Les nombreux fans du Français Grégoire Delacourt (La liste de mes envies) peuvent se plonger dans On ne voyait que le bonheur, son quatrième roman en quatre ans. Un roman dont nous ne révélerons rien de l'histoire, sinon pour dire qu'elle oscille entre la nuit la plus noire et le jour le plus lumineux, qu'elle rappelle de nombreux faits divers actuels et qu'elle débute avec le monologue d'un assureur qui a perdu toute assurance. Entrevue avec un publicitaire sensible devenu écrivain populaire.

Il y a toujours quelque chose de tragique dans vos romans, parfois dès les premiers mots. Pourquoi?

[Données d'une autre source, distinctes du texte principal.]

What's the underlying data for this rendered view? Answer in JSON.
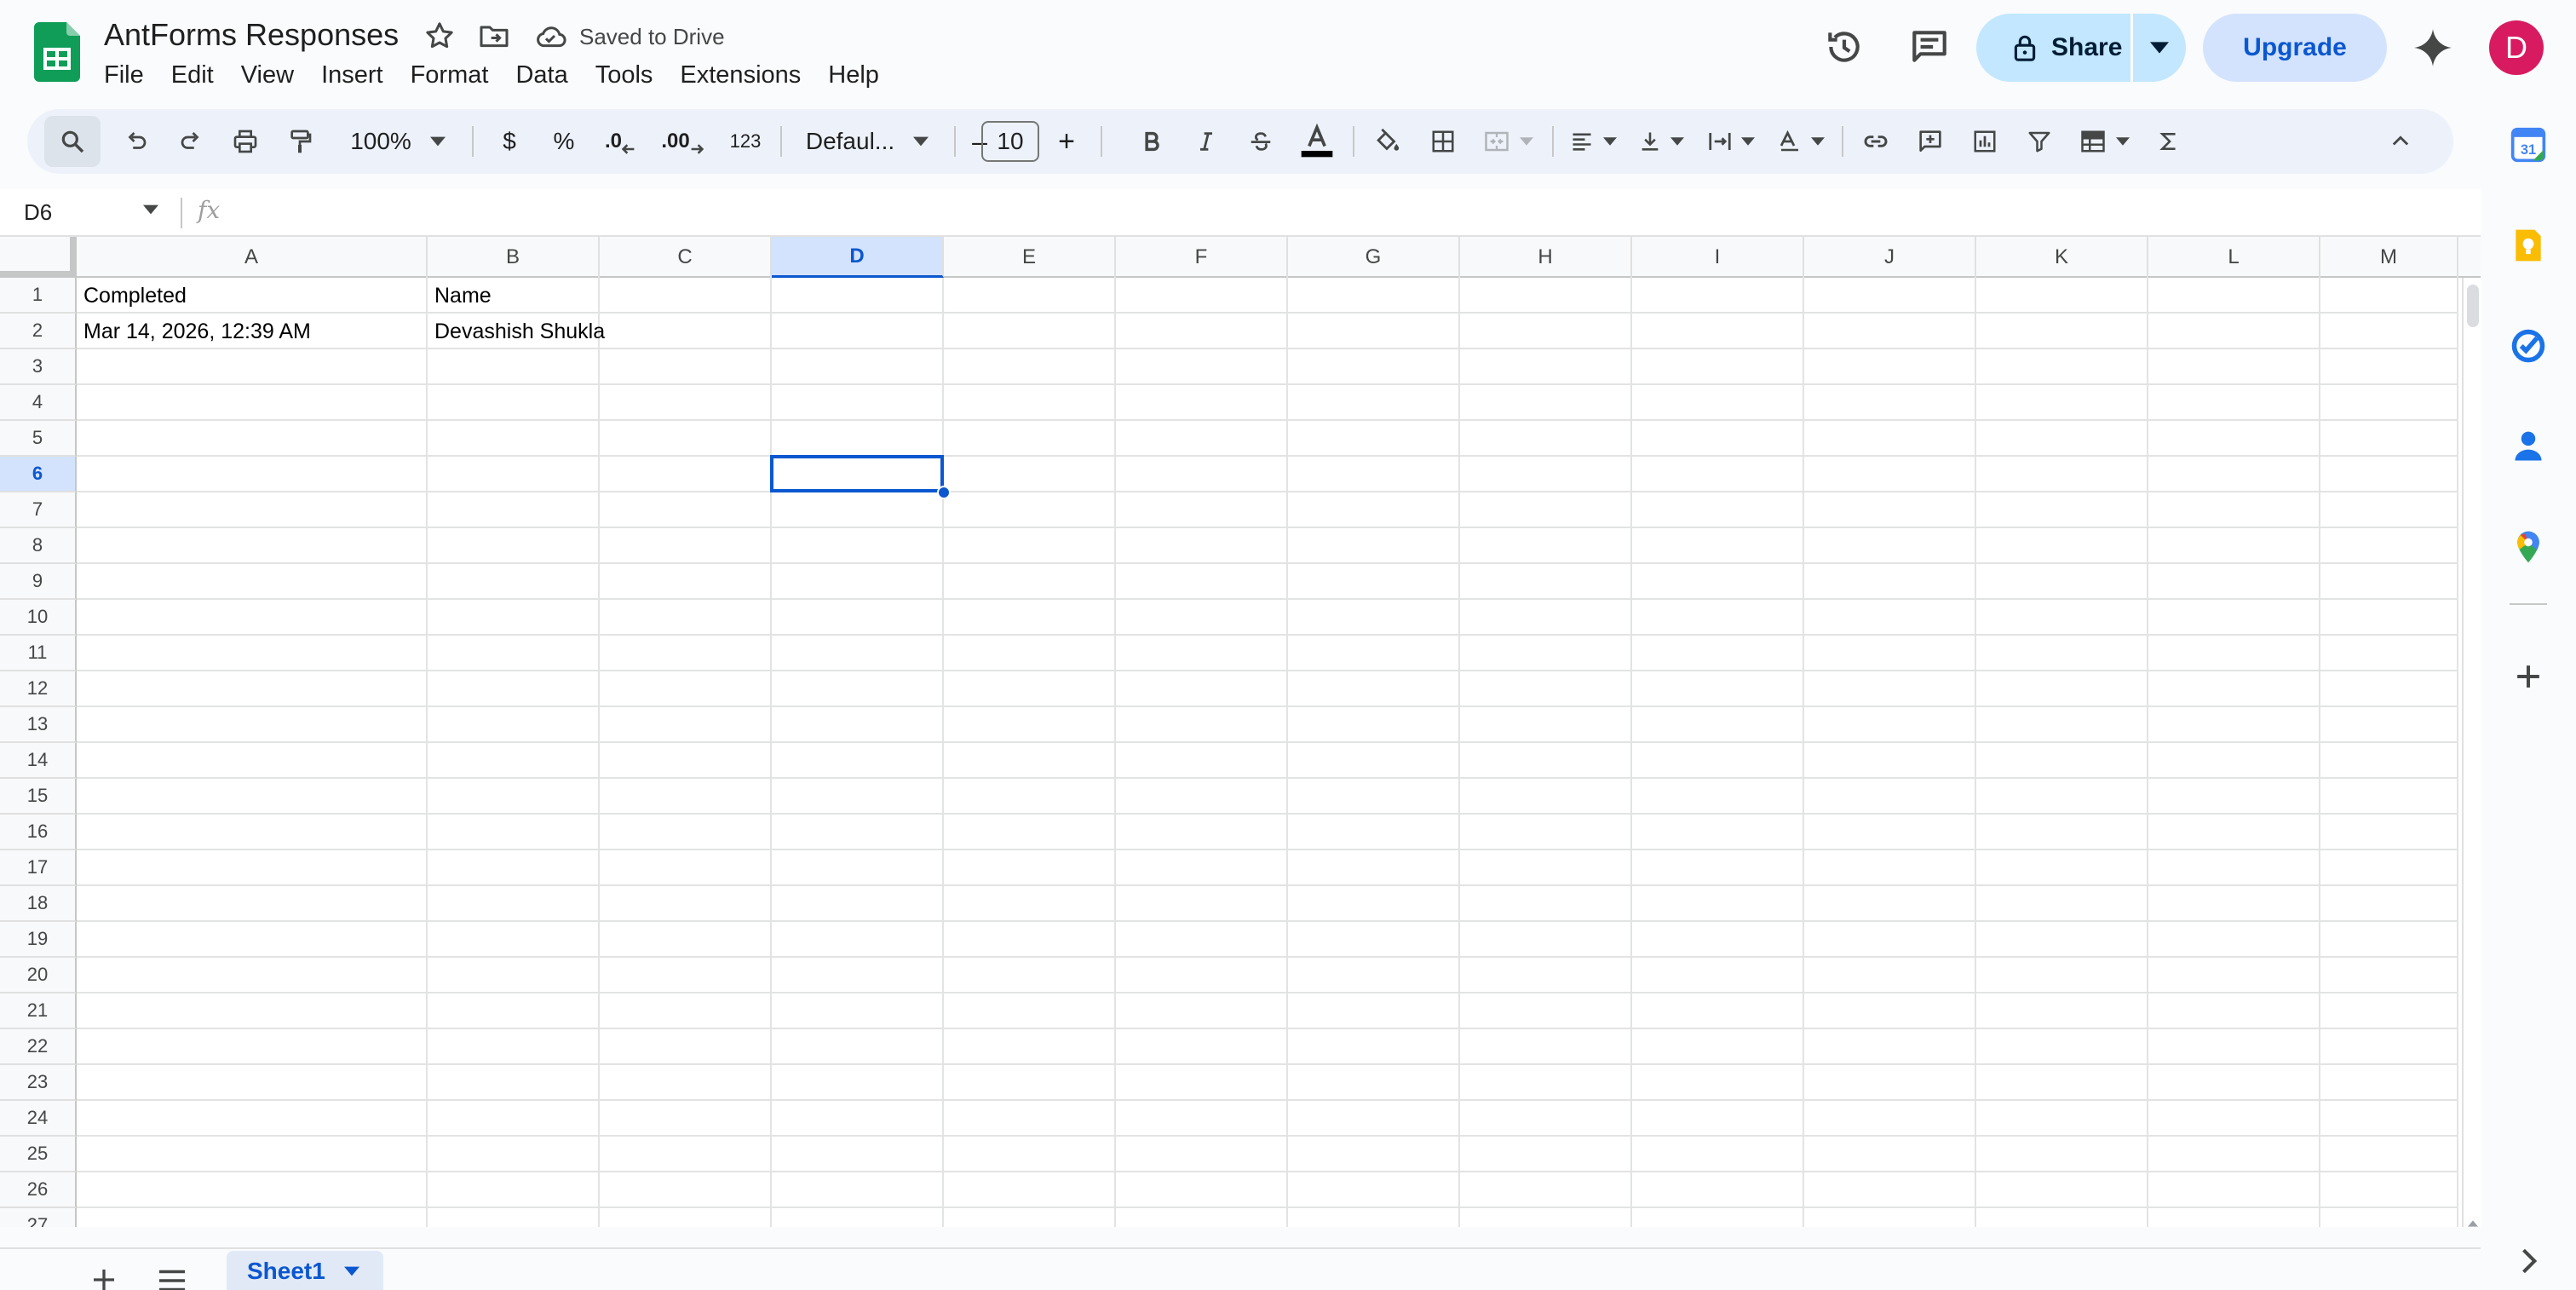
{
  "header": {
    "doc_title": "AntForms Responses",
    "save_status": "Saved to Drive",
    "share_label": "Share",
    "upgrade_label": "Upgrade",
    "avatar_initial": "D"
  },
  "menu": [
    "File",
    "Edit",
    "View",
    "Insert",
    "Format",
    "Data",
    "Tools",
    "Extensions",
    "Help"
  ],
  "toolbar": {
    "zoom": "100%",
    "currency": "$",
    "percent": "%",
    "decrease_decimal": ".0",
    "increase_decimal": ".00",
    "number_format": "123",
    "font": "Defaul...",
    "font_size": "10",
    "decrease_font": "–",
    "increase_font": "+"
  },
  "formula_bar": {
    "cell_ref": "D6",
    "fx": "fx",
    "formula": ""
  },
  "grid": {
    "columns": [
      "A",
      "B",
      "C",
      "D",
      "E",
      "F",
      "G",
      "H",
      "I",
      "J",
      "K",
      "L",
      "M"
    ],
    "selected_column": "D",
    "rows": [
      "1",
      "2",
      "3",
      "4",
      "5",
      "6",
      "7",
      "8",
      "9",
      "10",
      "11",
      "12",
      "13",
      "14",
      "15",
      "16",
      "17",
      "18",
      "19",
      "20",
      "21",
      "22",
      "23",
      "24",
      "25",
      "26",
      "27"
    ],
    "selected_row": "6",
    "cells": {
      "A1": "Completed",
      "B1": "Name",
      "A2": "Mar 14, 2026, 12:39 AM",
      "B2": "Devashish Shukla"
    }
  },
  "sheets": {
    "active_tab": "Sheet1"
  },
  "colors": {
    "accent": "#0b57d0",
    "share_bg": "#c2e7ff",
    "upgrade_bg": "#d3e3fd",
    "avatar_bg": "#d81b60",
    "sheets_green": "#0f9d58"
  }
}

Je suis un «jeune vieil écrivain»: j'ai commencé à écrire à 50 ans et je viens d'en avoir 54 (le 19 août dernier). Alors, chaque livre m'a fait avancer extrêmement vite. Ainsi que les commentaires des lecteurs. Les gens étaient touchés par mon histoire, par le fait que j'ai écrit tard des livres qui les touchent. Il y avait quelque chose qui revenait toujours dans ces commentaires: c'est cette émotion qu'ils trouvaient dans L'écrivain de la famille, mon premier livre, qu'ils découvraient grâce au succès de La liste de mes envies... Alors, je me suis dit que j'avais envie de réaborder ces thèmes du premier livre parce que je ne suis pas guéri de mon enfance.

Expliquez-moi alors le titre, On ne voyait que le bonheur?

J'aime bien ce titre parce qu'il y a une menace dedans: on sait que ce n'est pas vrai, qu'il y a un mensonge, que ça va péter! Dans les familles, sur les photos, tout le monde sourit. Ou alors on jette la photo sur laquelle on pleure, sur laquelle on n'est pas «bien». On ne veut laisser de nous que des images de bonheur. Ne pas garder la mémoire de ce qui est moche. Or, c'est ce qui est moche qui nous fait avancer. Qui fait qu'on peut le réparer, nous améliorer...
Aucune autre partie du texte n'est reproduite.